Factors that are artificially created to mechanically fit asset returns do a better job of explaining returns than size and value factors, unless the latter are also mechanically related to the portfolio returns.
Certain attributes or characteristics, such as the size (SMB) and value (HML) factors popularized by Fama and French, have been proposed extensively in previous literature as being true, or systemic, risk factors. The authors argue that true risk factors must be economically related to security returns, regardless of how the portfolios have been grouped or sorted. In other words, true risk factors should be able to fit the regression of any set of securities, not just the set used to create the factors. But size and value factors do not explain returns in arbitrary sets of portfolios that are not sorted on size and value. The authors conclude that these factors do not represent true risk factors and only work for portfolios sorted on size and value.
How Is This Research Useful to Practitioners?
The authors demonstrate that factors created by sorting return data based on characteristics create a good mechanical fit in the regression of portfolio returns. Such factors are approximately linear functions of the sorted portfolios. The effects of including these factors in running regressions on portfolio returns are to decrease the significance of intercepts and increase the significance of the slope coefficients in time-series regressions (TSRs), to produce significant t-statistics in cross-sectional regressions (CSRs), and to increase R2 in both TSRs and CSRs.
According to the authors, the logic behind the creation of artificial factors that mechanically fit regression models applies not only to specific samples but also to any random sample, although the factor-creation procedure to achieve the best fit for a particular dataset might require a small adjustment in some cases. They further argue that for such randomly generated factors to fit regressions, it is not necessary for them to have a correlation with the true risk factors. The linear restrictions created by the very structure of such factor proxies ensure that they will fit the regression well, whether or not they have a correlation with the true risk factor.
The authors use two artificial factors, Factor 1 (F1) and Factor 2 (F2), to test their proposed theories and successfully demonstrate how well these factors explain returns in regressions of the dataset from which they are created. F1 and F2 explain security returns even better than do such so-called true risk factors as size and the book-to-market ratio. The authors compare the performance of F1 and F2 with the performance of the factors SMB (a proxy for size) and HML (a proxy for value) in 25 sample portfolios.
They report that SMB and HML seem to explain returns only for those datasets or portfolios to which they are mechanically related—that is, the ones used to create the factors. Therefore, their relationship to returns is most likely a mechanical one, not a true economic one. For portfolios or datasets not sorted on SMB and HML, inclusion of these factors in regressions actually deteriorates the performance of the model and decreases R2. In almost all the sample portfolios, the size and value factors fail to explain returns better than the two artificial factors, F1 and F2.
How Did the Authors Conduct This Research?

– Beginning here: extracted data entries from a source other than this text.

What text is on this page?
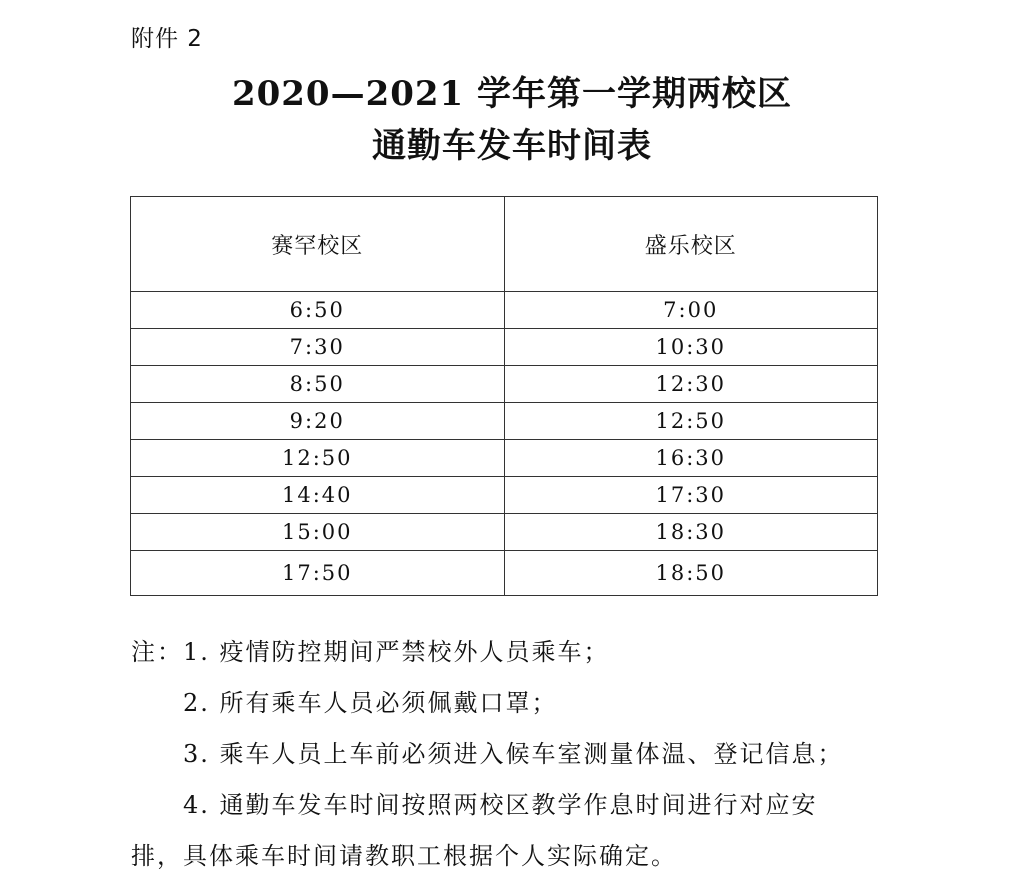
附件 2
2020—2021 学年第一学期两校区
通勤车发车时间表
赛罕校区	盛乐校区
6:50	7:00
7:30	10:30
8:50	12:30
9:20	12:50
12:50	16:30
14:40	17:30
15:00	18:30
17:50	18:50
注：1. 疫情防控期间严禁校外人员乘车；
2. 所有乘车人员必须佩戴口罩；
3. 乘车人员上车前必须进入候车室测量体温、登记信息；
4. 通勤车发车时间按照两校区教学作息时间进行对应安
排，具体乘车时间请教职工根据个人实际确定。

The authors use both realized and simulated returns with constant-value and flexible-value weights to test their hypotheses. For realized returns, they use the universe of NYSE, AMEX, and NASDAQ monthly stock returns from July 1963 to December 1991. The portfolios are sorted on the basis of capital asset pricing model (CAPM) alphas. Two artificial factors are generated: F1 is the difference between the averages of the first 13 and the last 12 portfolio returns, and F2 is the difference between the first 12 and the last 5 portfolio returns. This methodology remains the same throughout the different simulations and regressions.
Next, the authors regress portfolio returns on (1) the market factor only; (2) the market factor and F1; and (3) the market factor, F1, and F2. In all scenarios, the market factor alone does a poor job of explaining the returns. When F1 and F2 are added to the regression, together they explain the returns much better than does the market factor alone, resulting in decreased significance of the intercepts and improved R2, although the respective contributions of the two artificial factors vary from case to case.
For simulations, the authors use 89 securities with continuous monthly returns over the period of July 1963–December 1991 and generate a random sample of returns from a multivariate normal distribution. They again regress portfolio returns on the market factor only; on the market factor and F1; and on the market factor, F1, and F2. They repeat the entire procedure 500 times. Once again, the market factor alone fails to explain returns. F1 proves to be a good fit and, according to the authors, shows robustness to differences among samples. F2, on the other hand, fails to improve the regression’s performance and demonstrates that some factors, even when they are based on characteristics that explain returns, may perform well in some samples but not in others. The authors suggest that with a little adjustment in the grouping of the portfolios, the factors can work better.
The authors base their conclusions on robust statistical analysis using both actual and simulated data. Their assertion that size and book value might not be true risk factors in the CAPM needs to be explored further in more independent studies because it could have important ramifications for security valuation and portfolio construction. The authors also highlight how grouping assets may affect the way portfolio returns appear to be explained by various factors or factor proxies, something investors should be aware of when evaluating portfolio performance.